I worry about the ones we’ve sent away. They couldn’t stay; I know that. I did the math. Why didn’t I include more life support when I designed the city sections?

Not that it would matter unless I also enclosed the farms. I know there was no way to do that; there isn’t enough mana available to run the city and the farms without the aid of the Sun. At least we’ll be able to recover them when the surface is viable again. That part of my planning has been tested!

I have nightmares sometimes. It’s my fault they’re gone, after all. The Captain tells me it was the right decision and I know she’s right, but it doesn’t make it better. I can only hope the land-based Enclaves are in good enough shape to be able to take them in. Maybe they were able to call for help.

12 Kiiba

CY 1512

Twenty years underwater.
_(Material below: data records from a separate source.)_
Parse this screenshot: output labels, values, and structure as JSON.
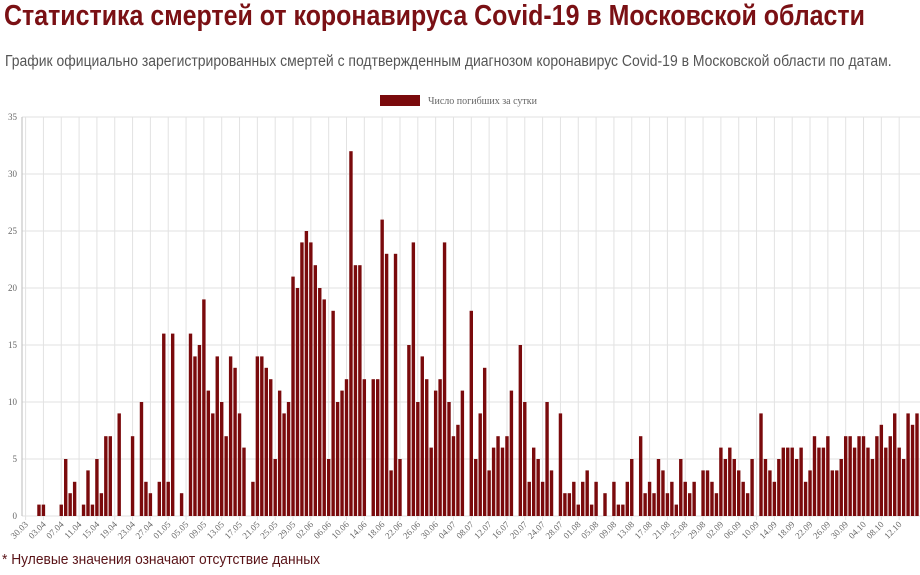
{
  "header": {
    "title": "Статистика смертей от коронавируса Covid-19 в Московской области",
    "subtitle": "График официально зарегистрированных смертей с подтвержденным диагнозом коронавирус Covid-19 в Московской области по датам."
  },
  "footnote": "* Нулевые значения означают отсутствие данных",
  "colors": {
    "bar": "#7a0a0c",
    "title": "#7a1014",
    "grid": "#e2e2e2"
  },
  "chart_data": {
    "type": "bar",
    "title": "",
    "xlabel": "",
    "ylabel": "",
    "ylim": [
      0,
      35
    ],
    "yticks": [
      0,
      5,
      10,
      15,
      20,
      25,
      30,
      35
    ],
    "grid": true,
    "legend_position": "top",
    "series": [
      {
        "name": "Число погибших за сутки",
        "values": [
          0,
          0,
          0,
          1,
          1,
          0,
          0,
          0,
          1,
          5,
          2,
          3,
          0,
          1,
          4,
          1,
          5,
          2,
          7,
          7,
          0,
          9,
          0,
          0,
          7,
          0,
          10,
          3,
          2,
          0,
          3,
          16,
          3,
          16,
          0,
          2,
          0,
          16,
          14,
          15,
          19,
          11,
          9,
          14,
          10,
          7,
          14,
          13,
          9,
          6,
          0,
          3,
          14,
          14,
          13,
          12,
          5,
          11,
          9,
          10,
          21,
          20,
          24,
          25,
          24,
          22,
          20,
          19,
          5,
          18,
          10,
          11,
          12,
          32,
          22,
          22,
          12,
          0,
          12,
          12,
          26,
          23,
          4,
          23,
          5,
          0,
          15,
          24,
          10,
          14,
          12,
          6,
          11,
          12,
          24,
          10,
          7,
          8,
          11,
          0,
          18,
          5,
          9,
          13,
          4,
          6,
          7,
          6,
          7,
          11,
          0,
          15,
          10,
          3,
          6,
          5,
          3,
          10,
          4,
          0,
          9,
          2,
          2,
          3,
          1,
          3,
          4,
          1,
          3,
          0,
          2,
          0,
          3,
          1,
          1,
          3,
          5,
          0,
          7,
          2,
          3,
          2,
          5,
          4,
          2,
          3,
          1,
          5,
          3,
          2,
          3,
          0,
          4,
          4,
          3,
          2,
          6,
          5,
          6,
          5,
          4,
          3,
          2,
          5,
          0,
          9,
          5,
          4,
          3,
          5,
          6,
          6,
          6,
          5,
          6,
          3,
          4,
          7,
          6,
          6,
          7,
          4,
          4,
          5,
          7,
          7,
          6,
          7,
          7,
          6,
          5,
          7,
          8,
          6,
          7,
          9,
          6,
          5,
          9,
          8,
          9
        ]
      }
    ],
    "categories": [
      "30.03",
      "31.03",
      "01.04",
      "02.04",
      "03.04",
      "04.04",
      "05.04",
      "06.04",
      "07.04",
      "08.04",
      "09.04",
      "10.04",
      "11.04",
      "12.04",
      "13.04",
      "14.04",
      "15.04",
      "16.04",
      "17.04",
      "18.04",
      "19.04",
      "20.04",
      "21.04",
      "22.04",
      "23.04",
      "24.04",
      "25.04",
      "26.04",
      "27.04",
      "28.04",
      "29.04",
      "30.04",
      "01.05",
      "02.05",
      "03.05",
      "04.05",
      "05.05",
      "06.05",
      "07.05",
      "08.05",
      "09.05",
      "10.05",
      "11.05",
      "12.05",
      "13.05",
      "14.05",
      "15.05",
      "16.05",
      "17.05",
      "18.05",
      "19.05",
      "20.05",
      "21.05",
      "22.05",
      "23.05",
      "24.05",
      "25.05",
      "26.05",
      "27.05",
      "28.05",
      "29.05",
      "30.05",
      "31.05",
      "01.06",
      "02.06",
      "03.06",
      "04.06",
      "05.06",
      "06.06",
      "07.06",
      "08.06",
      "09.06",
      "10.06",
      "11.06",
      "12.06",
      "13.06",
      "14.06",
      "15.06",
      "16.06",
      "17.06",
      "18.06",
      "19.06",
      "20.06",
      "21.06",
      "22.06",
      "23.06",
      "24.06",
      "25.06",
      "26.06",
      "27.06",
      "28.06",
      "29.06",
      "30.06",
      "01.07",
      "02.07",
      "03.07",
      "04.07",
      "05.07",
      "06.07",
      "07.07",
      "08.07",
      "09.07",
      "10.07",
      "11.07",
      "12.07",
      "13.07",
      "14.07",
      "15.07",
      "16.07",
      "17.07",
      "18.07",
      "19.07",
      "20.07",
      "21.07",
      "22.07",
      "23.07",
      "24.07",
      "25.07",
      "26.07",
      "27.07",
      "28.07",
      "29.07",
      "30.07",
      "31.07",
      "01.08",
      "02.08",
      "03.08",
      "04.08",
      "05.08",
      "06.08",
      "07.08",
      "08.08",
      "09.08",
      "10.08",
      "11.08",
      "12.08",
      "13.08",
      "14.08",
      "15.08",
      "16.08",
      "17.08",
      "18.08",
      "19.08",
      "20.08",
      "21.08",
      "22.08",
      "23.08",
      "24.08",
      "25.08",
      "26.08",
      "27.08",
      "28.08",
      "29.08",
      "30.08",
      "31.08",
      "01.09",
      "02.09",
      "03.09",
      "04.09",
      "05.09",
      "06.09",
      "07.09",
      "08.09",
      "09.09",
      "10.09",
      "11.09",
      "12.09",
      "13.09",
      "14.09",
      "15.09",
      "16.09",
      "17.09",
      "18.09",
      "19.09",
      "20.09",
      "21.09",
      "22.09",
      "23.09",
      "24.09",
      "25.09",
      "26.09",
      "27.09",
      "28.09",
      "29.09",
      "30.09",
      "01.10",
      "02.10",
      "03.10",
      "04.10",
      "05.10",
      "06.10",
      "07.10",
      "08.10",
      "09.10",
      "10.10",
      "11.10",
      "12.10",
      "13.10",
      "14.10",
      "15.10",
      "16.10"
    ],
    "tick_labels": [
      "30.03",
      "03.04",
      "07.04",
      "11.04",
      "15.04",
      "19.04",
      "23.04",
      "27.04",
      "01.05",
      "05.05",
      "09.05",
      "13.05",
      "17.05",
      "21.05",
      "25.05",
      "29.05",
      "02.06",
      "06.06",
      "10.06",
      "14.06",
      "18.06",
      "22.06",
      "26.06",
      "30.06",
      "04.07",
      "08.07",
      "12.07",
      "16.07",
      "20.07",
      "24.07",
      "28.07",
      "01.08",
      "05.08",
      "09.08",
      "13.08",
      "17.08",
      "21.08",
      "25.08",
      "29.08",
      "02.09",
      "06.09",
      "10.09",
      "14.09",
      "18.09",
      "22.09",
      "26.09",
      "30.09",
      "04.10",
      "08.10",
      "12.10"
    ]
  }
}
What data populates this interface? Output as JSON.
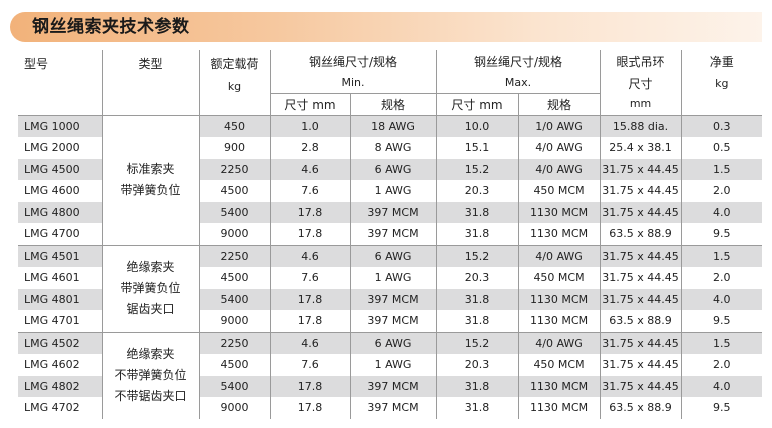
{
  "title": "钢丝绳索夹技术参数",
  "headers": {
    "model": "型号",
    "type": "类型",
    "load": "额定载荷",
    "load_unit": "kg",
    "wire_min": "钢丝绳尺寸/规格",
    "wire_min_sub": "Min.",
    "wire_max": "钢丝绳尺寸/规格",
    "wire_max_sub": "Max.",
    "size_col": "尺寸 mm",
    "spec_col": "规格",
    "eye_line1": "眼式吊环",
    "eye_line2": "尺寸",
    "eye_unit": "mm",
    "weight": "净重",
    "weight_unit": "kg"
  },
  "groups": [
    {
      "type_lines": [
        "标准索夹",
        "带弹簧负位"
      ],
      "rows": [
        {
          "model": "LMG 1000",
          "load": "450",
          "min_size": "1.0",
          "min_spec": "18 AWG",
          "max_size": "10.0",
          "max_spec": "1/0 AWG",
          "eye": "15.88 dia.",
          "weight": "0.3"
        },
        {
          "model": "LMG 2000",
          "load": "900",
          "min_size": "2.8",
          "min_spec": "8 AWG",
          "max_size": "15.1",
          "max_spec": "4/0 AWG",
          "eye": "25.4 x 38.1",
          "weight": "0.5"
        },
        {
          "model": "LMG 4500",
          "load": "2250",
          "min_size": "4.6",
          "min_spec": "6 AWG",
          "max_size": "15.2",
          "max_spec": "4/0 AWG",
          "eye": "31.75 x 44.45",
          "weight": "1.5"
        },
        {
          "model": "LMG 4600",
          "load": "4500",
          "min_size": "7.6",
          "min_spec": "1 AWG",
          "max_size": "20.3",
          "max_spec": "450 MCM",
          "eye": "31.75 x 44.45",
          "weight": "2.0"
        },
        {
          "model": "LMG 4800",
          "load": "5400",
          "min_size": "17.8",
          "min_spec": "397 MCM",
          "max_size": "31.8",
          "max_spec": "1130 MCM",
          "eye": "31.75 x 44.45",
          "weight": "4.0"
        },
        {
          "model": "LMG 4700",
          "load": "9000",
          "min_size": "17.8",
          "min_spec": "397 MCM",
          "max_size": "31.8",
          "max_spec": "1130 MCM",
          "eye": "63.5 x 88.9",
          "weight": "9.5"
        }
      ]
    },
    {
      "type_lines": [
        "绝缘索夹",
        "带弹簧负位",
        "锯齿夹口"
      ],
      "rows": [
        {
          "model": "LMG 4501",
          "load": "2250",
          "min_size": "4.6",
          "min_spec": "6 AWG",
          "max_size": "15.2",
          "max_spec": "4/0 AWG",
          "eye": "31.75 x 44.45",
          "weight": "1.5"
        },
        {
          "model": "LMG 4601",
          "load": "4500",
          "min_size": "7.6",
          "min_spec": "1 AWG",
          "max_size": "20.3",
          "max_spec": "450 MCM",
          "eye": "31.75 x 44.45",
          "weight": "2.0"
        },
        {
          "model": "LMG 4801",
          "load": "5400",
          "min_size": "17.8",
          "min_spec": "397 MCM",
          "max_size": "31.8",
          "max_spec": "1130 MCM",
          "eye": "31.75 x 44.45",
          "weight": "4.0"
        },
        {
          "model": "LMG 4701",
          "load": "9000",
          "min_size": "17.8",
          "min_spec": "397 MCM",
          "max_size": "31.8",
          "max_spec": "1130 MCM",
          "eye": "63.5 x 88.9",
          "weight": "9.5"
        }
      ]
    },
    {
      "type_lines": [
        "绝缘索夹",
        "不带弹簧负位",
        "不带锯齿夹口"
      ],
      "rows": [
        {
          "model": "LMG 4502",
          "load": "2250",
          "min_size": "4.6",
          "min_spec": "6 AWG",
          "max_size": "15.2",
          "max_spec": "4/0 AWG",
          "eye": "31.75 x 44.45",
          "weight": "1.5"
        },
        {
          "model": "LMG 4602",
          "load": "4500",
          "min_size": "7.6",
          "min_spec": "1 AWG",
          "max_size": "20.3",
          "max_spec": "450 MCM",
          "eye": "31.75 x 44.45",
          "weight": "2.0"
        },
        {
          "model": "LMG 4802",
          "load": "5400",
          "min_size": "17.8",
          "min_spec": "397 MCM",
          "max_size": "31.8",
          "max_spec": "1130 MCM",
          "eye": "31.75 x 44.45",
          "weight": "4.0"
        },
        {
          "model": "LMG 4702",
          "load": "9000",
          "min_size": "17.8",
          "min_spec": "397 MCM",
          "max_size": "31.8",
          "max_spec": "1130 MCM",
          "eye": "63.5 x 88.9",
          "weight": "9.5"
        }
      ]
    }
  ],
  "colors": {
    "title_bar": "#f2b27a",
    "row_shade": "#dcdcdd",
    "grid_line": "#9a9a9a"
  }
}
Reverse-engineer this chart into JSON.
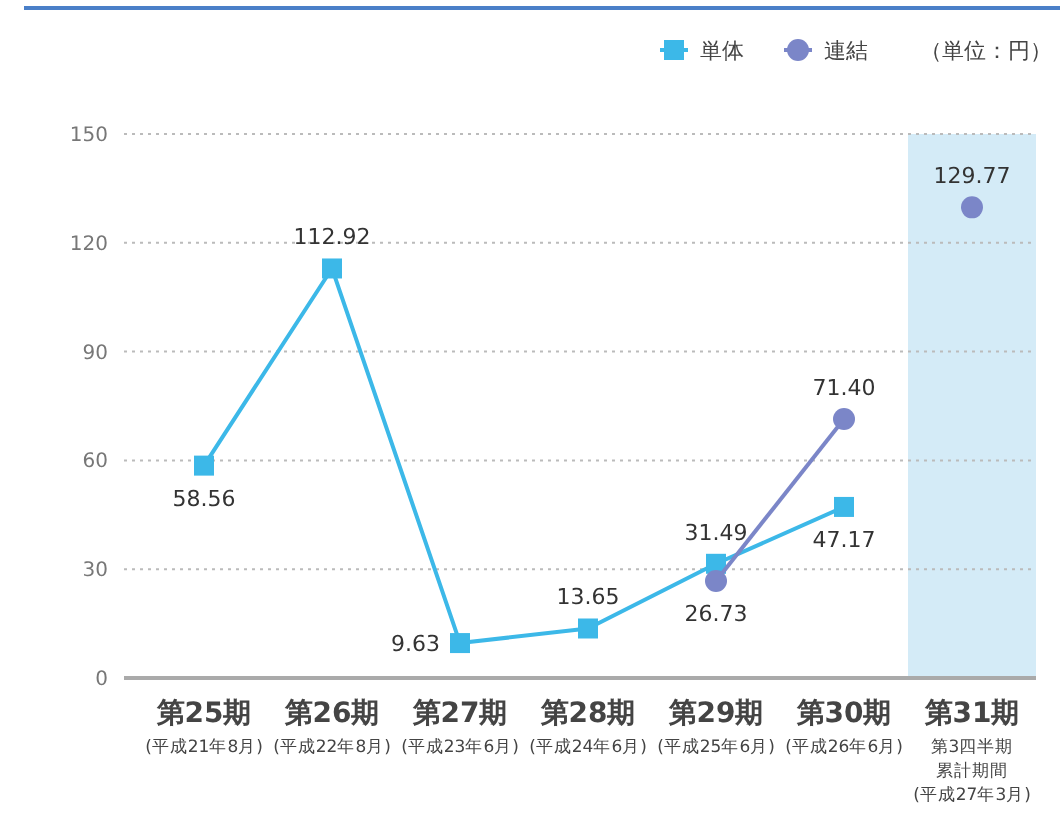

I never thought we’d see it.

Mana levels are close to stable and the essence swirls have dropped to almost the level they were at before the Event. Another decade and A’Atla will be able to sustain itself on the surface again.

I wish I could tell the Captain. Reka is no fit substitute but he’s still the best we have left. More importantly, he’s the only one authorized to command A’Atla. I already know what he’s going to say, even before I ask him.

We’re going to abandon A’Atla and try to reach the Enclave we sent our families to twenty years ago. On foot with no recent maps.

We’re all going to die.

I probably deserve it.

Please survive, A’Atla. I know you’re not alive, but you’re all I have now. Maybe someone will find your fields and orchards and you can save someone I couldn’t.

A’Atla is smaller than Australia.

Admittedly, there’s a long way down from there, but for scale … it’s bigger than Texas but smaller than Greenland.